EST. 2009

July 22, 2013

That Contempt











THAT ALL-TOO-FAMILIAR TUGGING back and forth between tenderness and growing disdain. Every couple knows about the squabblings that drag on unresolved and directionless, advancing, retreating and looping through various versions of the same arguments and accusations, until resolution is distant and contempt, deep. When taking place in the home, the endeavor is usually stalled or dulled by domestic distractions such as table-setting, bathing, taking a phone call or dressing; motions that break the dispute but not the conflict.

In Godard's Les Mépris, husband and wife Paul and Camille play out just that: a relentless, almost real-time squabble choreographed around a mid-century apartment. The emotional tug-of-war is devoid of melodrama and yet intensity surges stoically within the still-unfinished home. They go about tiresome and tireless in the confined space, and then go off to see a movie. How mundanely seductive. How seductively mundane!

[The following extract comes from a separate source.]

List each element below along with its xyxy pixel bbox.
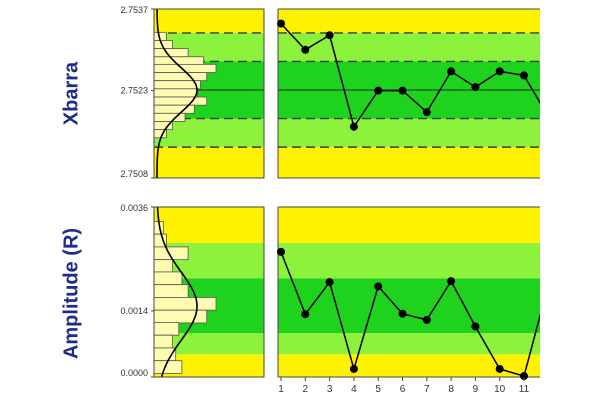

Outside of the apartment, Les Mépris takes place on breathtaking locations in Rome and Capri. The film brims with style, but equally notable is the brilliance beneath its beauty. I have yet to discover the countless references and symbolisms, some proving more apparent than others: a brunette Bardot is Anna Karina, a film-can-hurling Prokosch, a discus thrower. Am I missing something? Yes, plenty.

Hardly the most cerebral of Nouvelle Vague fanatics, I tend to watch even the most dissectible films, not with my head, but with my heart. That said, consider me infatuated with Les Mépris' stunning cinematography, stylish score, pleated skirts fanning out from tiny waists, Casa Malaparte, dramatic cat eyes, and some deliciously quotable Fritz Lang quotes. "The gods have not created man. Man has created gods."

But Mr. Lang, surely the gods have created Brigitte Bardot. If that derrière isn't perfection, then I don't know what is.

Le mépris (English: Contempt), 1963. Directed by Jean-Luc Godard.